Kalakalmıştım. Konuştukça mesele anlaşıldı. Meğer bizim Mevlüt hakikaten cibiliyetsizmiş. Onca ihtarımıza rağmen daha karar kesinleşmeden gayrimenkul üzerindeki tüm limonu bu mafyatörlere satmış. Hem de yarı fiyatına!

+ Bakın beyefendi, benim yanımda müvekkilim hakkında ileri geri konuşmayın. Kusura bakmayın, çocuk biraz cahil. Paraya da sıkışmış, bir hata yapmış. Ama ben onu defalarca kez “taşınmazın aynından kaynaklı davalarda karar kesinleşmeden tasarruf yapamazsın” diye uyardım, emin olun.
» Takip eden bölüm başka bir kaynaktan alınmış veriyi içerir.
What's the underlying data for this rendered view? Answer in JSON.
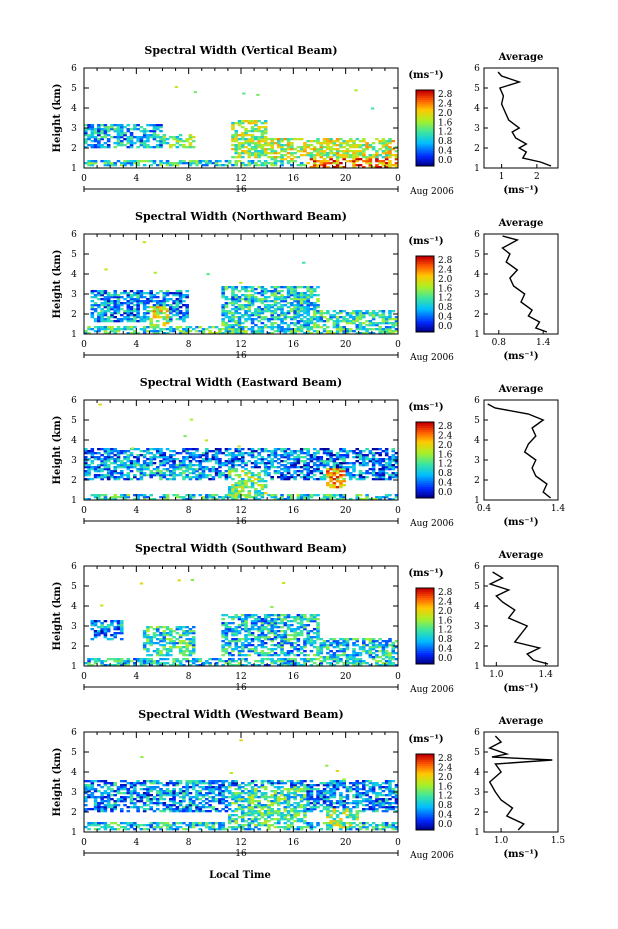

– Aynen, ben de uyardım avukat bey! Ben aynen maynen anlamam dedim. Günü gelince malımı alırım dedim. Tamam dedi, inanmazsan avukata sor dedi, telefonu size verdi. Siz de teyit ettiniz. Yalan mı?
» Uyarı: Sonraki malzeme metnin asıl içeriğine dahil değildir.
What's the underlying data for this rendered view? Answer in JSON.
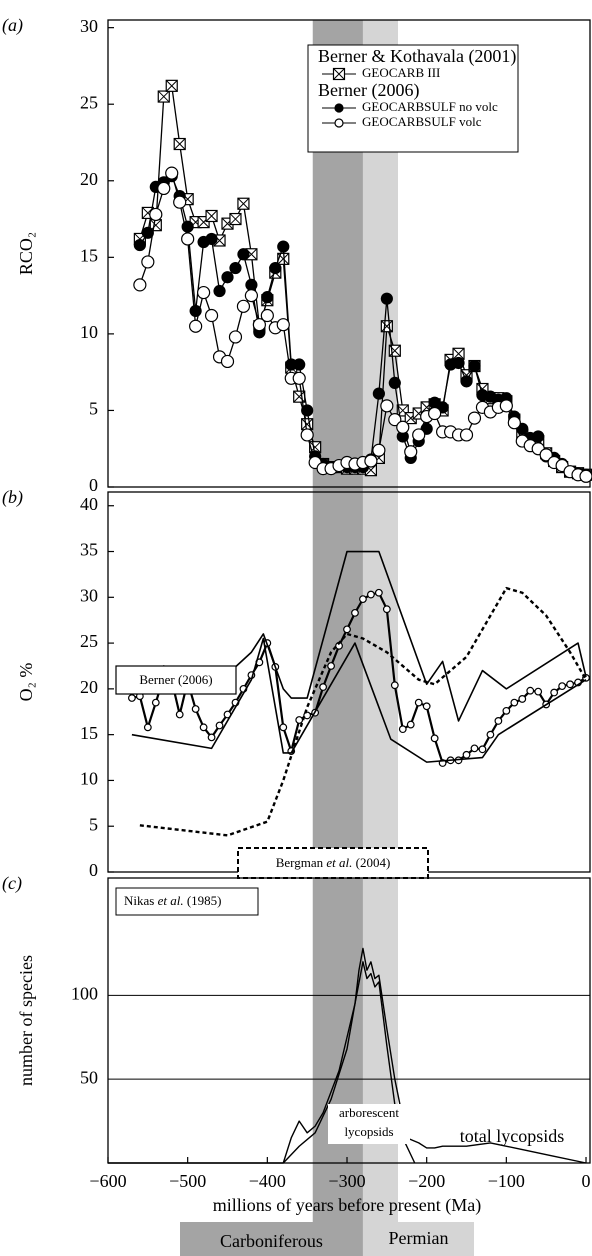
{
  "periods": [
    {
      "label": "Carboniferous",
      "start": -343,
      "end": -280,
      "color": "#a4a4a4"
    },
    {
      "label": "Permian",
      "start": -280,
      "end": -236,
      "color": "#d5d5d5"
    }
  ],
  "x_label": "millions of years before present (Ma)",
  "chart_data": [
    {
      "type": "line",
      "panel_label": "(a)",
      "y_label": "RCO₂",
      "xlim": [
        -600,
        5
      ],
      "ylim": [
        0,
        30.5
      ],
      "yticks": [
        0,
        5,
        10,
        15,
        20,
        25,
        30
      ],
      "legend_titles": [
        "Berner & Kothavala (2001)",
        "Berner (2006)"
      ],
      "x": [
        -560,
        -550,
        -540,
        -530,
        -520,
        -510,
        -500,
        -490,
        -480,
        -470,
        -460,
        -450,
        -440,
        -430,
        -420,
        -410,
        -400,
        -390,
        -380,
        -370,
        -360,
        -350,
        -340,
        -330,
        -320,
        -310,
        -300,
        -290,
        -280,
        -270,
        -260,
        -250,
        -240,
        -230,
        -220,
        -210,
        -200,
        -190,
        -180,
        -170,
        -160,
        -150,
        -140,
        -130,
        -120,
        -110,
        -100,
        -90,
        -80,
        -70,
        -60,
        -50,
        -40,
        -30,
        -20,
        -10,
        0
      ],
      "series": [
        {
          "name": "GEOCARB III",
          "color": "#000000",
          "marker": "boxx",
          "values": [
            16.2,
            17.9,
            17.1,
            25.5,
            26.2,
            22.4,
            18.8,
            17.3,
            17.3,
            17.7,
            16.1,
            17.2,
            17.5,
            18.5,
            15.2,
            10.5,
            12.2,
            14,
            14.9,
            7.8,
            5.9,
            4.1,
            2.6,
            1.5,
            1.3,
            1.3,
            1.2,
            1.2,
            1.2,
            1.1,
            1.9,
            10.5,
            8.9,
            5,
            4.5,
            4.8,
            5.2,
            5.4,
            5,
            8.3,
            8.7,
            7.3,
            7.9,
            6.4,
            5.8,
            5.8,
            5.6,
            4.4,
            3.4,
            3.1,
            3,
            2.2,
            1.7,
            1.3,
            1,
            0.9,
            0.8
          ]
        },
        {
          "name": "GEOCARBSULF no volc",
          "color": "#000000",
          "marker": "filled",
          "values": [
            15.8,
            16.6,
            19.6,
            19.9,
            20.3,
            19,
            17,
            11.5,
            16,
            16.2,
            12.8,
            13.7,
            14.3,
            15.2,
            13.2,
            10.1,
            12.4,
            14.3,
            15.7,
            8,
            8,
            5,
            2,
            1.5,
            1.3,
            1.4,
            1.3,
            1.3,
            1.3,
            1.8,
            6.1,
            12.3,
            6.8,
            3.3,
            1.9,
            3,
            3.8,
            5.5,
            5.2,
            8,
            8.1,
            6.9,
            7.9,
            6,
            5.9,
            5.7,
            5.8,
            4.6,
            3.8,
            3.2,
            3.3,
            2,
            1.9,
            1.5,
            1,
            0.9,
            0.8
          ]
        },
        {
          "name": "GEOCARBSULF volc",
          "color": "#000000",
          "marker": "open",
          "values": [
            13.2,
            14.7,
            17.8,
            19.5,
            20.5,
            18.6,
            16.2,
            10.5,
            12.7,
            11.2,
            8.5,
            8.2,
            9.8,
            11.8,
            12.5,
            10.6,
            11.2,
            10.4,
            10.6,
            7.1,
            7.1,
            3.4,
            1.6,
            1.2,
            1.2,
            1.4,
            1.6,
            1.5,
            1.6,
            1.7,
            2.4,
            5.3,
            4.4,
            3.9,
            2.3,
            3.4,
            4.6,
            4.8,
            3.6,
            3.6,
            3.4,
            3.4,
            4.5,
            5.2,
            4.9,
            5.2,
            5.3,
            4.2,
            3,
            2.7,
            2.5,
            2.1,
            1.6,
            1.4,
            1,
            0.8,
            0.7
          ]
        }
      ]
    },
    {
      "type": "line",
      "panel_label": "(b)",
      "y_label": "O₂ %",
      "xlim": [
        -600,
        5
      ],
      "ylim": [
        0,
        41.5
      ],
      "yticks": [
        0,
        5,
        10,
        15,
        20,
        25,
        30,
        35,
        40
      ],
      "berner_label": "Berner (2006)",
      "bergman_label": [
        "Bergman ",
        "et al.",
        " (2004)"
      ],
      "series": [
        {
          "color": "#000000",
          "marker": "small-open",
          "width": 2.2,
          "x": [
            -570,
            -560,
            -550,
            -540,
            -530,
            -520,
            -510,
            -500,
            -490,
            -480,
            -470,
            -460,
            -450,
            -440,
            -430,
            -420,
            -410,
            -400,
            -390,
            -380,
            -370,
            -360,
            -350,
            -340,
            -330,
            -320,
            -310,
            -300,
            -290,
            -280,
            -270,
            -260,
            -250,
            -240,
            -230,
            -220,
            -210,
            -200,
            -190,
            -180,
            -170,
            -160,
            -150,
            -140,
            -130,
            -120,
            -110,
            -100,
            -90,
            -80,
            -70,
            -60,
            -50,
            -40,
            -30,
            -20,
            -10,
            0
          ],
          "values": [
            19,
            19.2,
            15.8,
            18.5,
            21.3,
            20.9,
            17.2,
            20.8,
            17.8,
            15.8,
            14.7,
            16,
            17.2,
            18.5,
            20,
            21.5,
            22.9,
            25,
            22.4,
            15.8,
            13.2,
            16.6,
            17.1,
            17.4,
            20.2,
            22.5,
            24.7,
            26.5,
            28.3,
            29.8,
            30.3,
            30.5,
            28.7,
            20.4,
            15.6,
            16.1,
            18.5,
            18.1,
            14.6,
            11.9,
            12.2,
            12.2,
            12.8,
            13.5,
            13.4,
            15,
            16.5,
            17.6,
            18.5,
            18.9,
            19.8,
            19.7,
            18.3,
            19.6,
            20.3,
            20.5,
            20.7,
            21.2
          ]
        },
        {
          "color": "#000000",
          "width": 1.6,
          "x": [
            -570,
            -530,
            -510,
            -470,
            -420,
            -405,
            -380,
            -370,
            -350,
            -300,
            -260,
            -200,
            -180,
            -160,
            -130,
            -100,
            -10,
            0
          ],
          "values": [
            20.5,
            22.5,
            22,
            20,
            24,
            26,
            20,
            19,
            19,
            35,
            35,
            20.5,
            23,
            16.5,
            22,
            20,
            25,
            21.3
          ]
        },
        {
          "color": "#000000",
          "width": 1.6,
          "x": [
            -570,
            -470,
            -420,
            -405,
            -380,
            -370,
            -290,
            -245,
            -200,
            -130,
            -110,
            0
          ],
          "values": [
            15,
            13.5,
            21,
            25.5,
            13,
            13,
            25,
            14.5,
            12,
            12.5,
            15,
            21
          ]
        },
        {
          "color": "#000000",
          "width": 2.4,
          "dash": true,
          "x": [
            -560,
            -500,
            -450,
            -400,
            -380,
            -350,
            -320,
            -300,
            -280,
            -250,
            -210,
            -190,
            -150,
            -120,
            -100,
            -80,
            -50,
            -20,
            0
          ],
          "values": [
            5.1,
            4.5,
            4,
            5.5,
            10,
            18,
            24,
            26,
            25.5,
            24,
            21,
            20.5,
            23.5,
            28,
            31,
            30.5,
            28,
            24,
            21
          ]
        }
      ]
    },
    {
      "type": "line",
      "panel_label": "(c)",
      "y_label": "number of species",
      "xlim": [
        -600,
        5
      ],
      "ylim": [
        0,
        170
      ],
      "yticks": [
        50,
        100
      ],
      "grid": true,
      "xticks": [
        {
          "value": -600,
          "label": "−600"
        },
        {
          "value": -500,
          "label": "−500"
        },
        {
          "value": -400,
          "label": "−400"
        },
        {
          "value": -300,
          "label": "−300"
        },
        {
          "value": -200,
          "label": "−200"
        },
        {
          "value": -100,
          "label": "−100"
        },
        0
      ],
      "source_label": [
        "Nikas ",
        "et al.",
        " (1985)"
      ],
      "arborescent_label": [
        "arborescent",
        "lycopsids"
      ],
      "total_label": "total lycopsids",
      "series": [
        {
          "color": "#000000",
          "width": 1.4,
          "x": [
            -600,
            -380,
            -370,
            -360,
            -350,
            -340,
            -330,
            -310,
            -300,
            -290,
            -285,
            -280,
            -275,
            -270,
            -265,
            -260,
            -250,
            -240,
            -225,
            -210,
            -200,
            -190,
            -180,
            -150,
            -120,
            -80,
            -40,
            0
          ],
          "values": [
            0,
            0,
            15,
            25,
            18,
            22,
            30,
            55,
            75,
            95,
            115,
            128,
            115,
            120,
            110,
            112,
            80,
            50,
            15,
            12,
            9,
            9,
            10,
            10,
            12,
            8,
            4,
            0
          ]
        },
        {
          "color": "#000000",
          "width": 1.4,
          "x": [
            -380,
            -360,
            -340,
            -320,
            -300,
            -290,
            -280,
            -275,
            -270,
            -265,
            -260,
            -250,
            -240,
            -230,
            -220,
            -215
          ],
          "values": [
            0,
            10,
            18,
            38,
            68,
            95,
            120,
            110,
            113,
            105,
            108,
            70,
            35,
            15,
            5,
            0
          ]
        }
      ]
    }
  ]
}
+ Şimdi beyefendi, tamam çocuk cahil ama siz de beni çok yanlış anlamışsınız. Ben size de aynı şeyi söyledim ama...

– Sen cahil kelimesi nereden gelir bilir misin avukat bey?

+ Bilmem.

– Ben de bilmem ama kesin kelimesi ne anlama gelir iyi bilirim. Kesin kelimesi; doğru söylüyorum, yanlışsa beni kesin anlamına gelir. 

Önce bir yutkundum. Kravatımı gevşettim. "Ben kesin demedim, karar kesinleşince tapuyu alacaklar" diye bir laf gevelerken karşımdaki yine kükredi. “Sen telefonda bu iş kesin dedin. Kesin ne demek anlattım sana avu kaaat" diye bağırdı. İşte şimdi sinirlenmiştim. Kan beynime sıçradı. Elimi kaldırdım, masaya vurup s.ktiri çekecektim artık bunlara. Elim havada iken ayakta dikilen korumalar ellerini bellerine davranınca gördüm kemere takılı silahları ve birden elimi yanağıma götürüp, "Avu mu kat?" diyebildim. Ne yapsam nasıl davransam kestiremiyordum. Eyvah Necdet, "Kesin dedin, ticarete girdik. Biz bu saatten sonra artık seni biliriz" dedi. "Beni nasıl bilirsiniz?" diye sorduğumda, "İyi biliriz. ama sen yine de bize bunu cenazende de söyletmek zorunda bırakma!" cevabını aldım. Ardından gittiler.

 

Hay ben aklıma s.çayım. Ne konuşuyorsun elalemin uzattığı telefonla! Şimdi ayıkla pirincin taşını, limonun çöpünü. Mevlüt'ü aldım karşıma konuştum. Halen daha "Abi ne bileyim, hasada kadar istinaftan döner sandım, cahillik ettim, affet" modunda. “Oğlum ne yapacaksın, nasıl çıkacaksın bu işin içinden dediğimde ise; "Abi önümüzdeki senenin limonunu şimdiden satabilirsek çözülür bu iş. Hem o zamana kadar karar da kesinleşir, bu adamların parasını da iade ederim olur biter" dedi. Çıktı gitti.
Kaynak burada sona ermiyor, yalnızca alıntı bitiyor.